Sorry...I just don't understand your point.


Are you jesting at those that take anthropology seriously?
When I was five I had a heavy crush on Tinker Bell. Serious stuff going!
But if I were a professor I would not do any treatise or opus on her.
Now I know rocks may be thrown on this site, but I don't believe in fairies, and spending any amount of time on them longer than the sweet shadow of a faint smile I can hardly see a professor doing same on such material.
There's a lot of "mankind" stuff out there to study......priorities are askew I find. No biggie, no more than :2cents:

Lenny
06-28-2008, 08:27 AM
I don't quite follow you - sorry. I'm pretty sure you are anti-anthropology as a field of study, or maybe just against anthropologists studying Central America. And I really don't understand why you are bringing up fairies in the context of criticizing Anthropology.
Sorry...I just don't understand your point.

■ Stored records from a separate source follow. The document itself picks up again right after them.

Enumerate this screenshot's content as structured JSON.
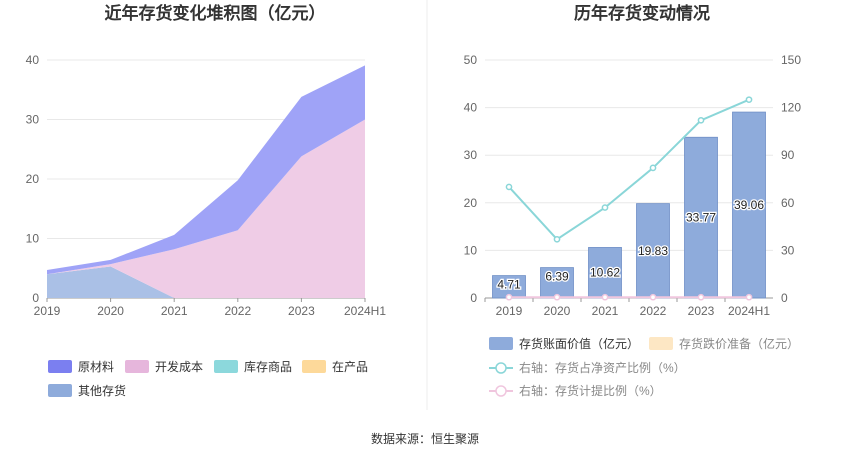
{
  "charts": {
    "left": {
      "title": "近年存货变化堆积图（亿元）",
      "chart_data": {
        "type": "area",
        "stacked": true,
        "categories": [
          "2019",
          "2020",
          "2021",
          "2022",
          "2023",
          "2024H1"
        ],
        "ylim": [
          0,
          40
        ],
        "yticks": [
          0,
          10,
          20,
          30,
          40
        ],
        "series": [
          {
            "name": "其他存货",
            "color": "#aac0e6",
            "values": [
              4.0,
              5.3,
              0.0,
              0.0,
              0.0,
              0.0
            ]
          },
          {
            "name": "在产品",
            "color": "#fdd99a",
            "values": [
              0.0,
              0.0,
              0.0,
              0.0,
              0.0,
              0.0
            ]
          },
          {
            "name": "库存商品",
            "color": "#8cd8dc",
            "values": [
              0.0,
              0.0,
              0.0,
              0.0,
              0.0,
              0.0
            ]
          },
          {
            "name": "开发成本",
            "color": "#efcce6",
            "values": [
              0.0,
              0.4,
              8.2,
              11.4,
              23.8,
              30.0
            ]
          },
          {
            "name": "原材料",
            "color": "#9fa3f7",
            "values": [
              0.7,
              0.7,
              2.4,
              8.4,
              10.0,
              9.1
            ]
          }
        ]
      },
      "legend": [
        {
          "name": "原材料",
          "color": "#7b7ff0"
        },
        {
          "name": "开发成本",
          "color": "#e6b6dc"
        },
        {
          "name": "库存商品",
          "color": "#8cd8dc"
        },
        {
          "name": "在产品",
          "color": "#fdd99a"
        },
        {
          "name": "其他存货",
          "color": "#8eabdb"
        }
      ]
    },
    "right": {
      "title": "历年存货变动情况",
      "chart_data": {
        "type": "bar",
        "categories": [
          "2019",
          "2020",
          "2021",
          "2022",
          "2023",
          "2024H1"
        ],
        "ylim_left": [
          0,
          50
        ],
        "yticks_left": [
          0,
          10,
          20,
          30,
          40,
          50
        ],
        "ylim_right": [
          0,
          150
        ],
        "yticks_right": [
          0,
          30,
          60,
          90,
          120,
          150
        ],
        "series": [
          {
            "name": "存货账面价值（亿元）",
            "kind": "bar",
            "axis": "left",
            "color": "#8eabdb",
            "values": [
              4.71,
              6.39,
              10.62,
              19.83,
              33.77,
              39.06
            ],
            "labels": [
              "4.71",
              "6.39",
              "10.62",
              "19.83",
              "33.77",
              "39.06"
            ]
          },
          {
            "name": "存货跌价准备（亿元）",
            "kind": "bar",
            "axis": "left",
            "color": "#fde7c4",
            "values": [
              0,
              0,
              0,
              0,
              0,
              0
            ]
          },
          {
            "name": "右轴：存货占净资产比例（%）",
            "kind": "line",
            "axis": "right",
            "color": "#8ad6d8",
            "values": [
              70,
              37,
              57,
              82,
              112,
              125
            ]
          },
          {
            "name": "右轴：存货计提比例（%）",
            "kind": "line",
            "axis": "right",
            "color": "#f0c6de",
            "values": [
              0.5,
              0.5,
              0.5,
              0.5,
              0.5,
              0.5
            ]
          }
        ]
      }
    }
  },
  "source_text": "数据来源：恒生聚源"
}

Early in my college days I fell hard for Anthro and enjoyed the physical aspects and even did a couple of ethnographic presentations, as we all had to do. No, I find anthro important and beneficial in the education of folks. That is why I was disparaged this "study" and compared it to the study of fairies. In short, it is hogwash. Nothing more, nothing simpler. Not even worth the cost of electrons, less than :2cents:

PeriodThree
06-28-2008, 08:53 AM
Lenny,

Maybe I am missing something, but I think we are not on the same page.

'2012' has some calendar significance. In the new-agey popular mind it is a Big Deal.

The Tulane folks seem to be saying that the new agers are full of shit.

I _think_ the anthro guys are the rational ones here.

Cheers,
Rich


Early in my college days I fell hard for Anthro and enjoyed the physical aspects and even did a couple of ethnographic presentations, as we all had to do. No, I find anthro important and beneficial in the education of folks. That is why I was disparaged this "study" and compared it to the study of fairies. In short, it is hogwash. Nothing more, nothing simpler. Not even worth the cost of electrons, less than :2cents:

Lenny
06-29-2008, 10:59 AM
Lenny,
Maybe I am missing something, but I think we are not on the same page.
'2012' has some calendar significance. In the new-agey popular mind it is a Big Deal.
The Tulane folks seem to be saying that the new agers are full of shit.
I _think_ the anthro guys are the rational ones here.
Cheers,Rich

I simply was hoping that tax dollars were not spent on such silly "research" because it IS stupid for such a matter, rather than have tax dollars spent on more meaningful things, such as working in the jungles of Central America. THEY need that money, not research like this, into meaningless nonsense. We do agree. Sorry for my poor writing skills. I thought I made that point earlier.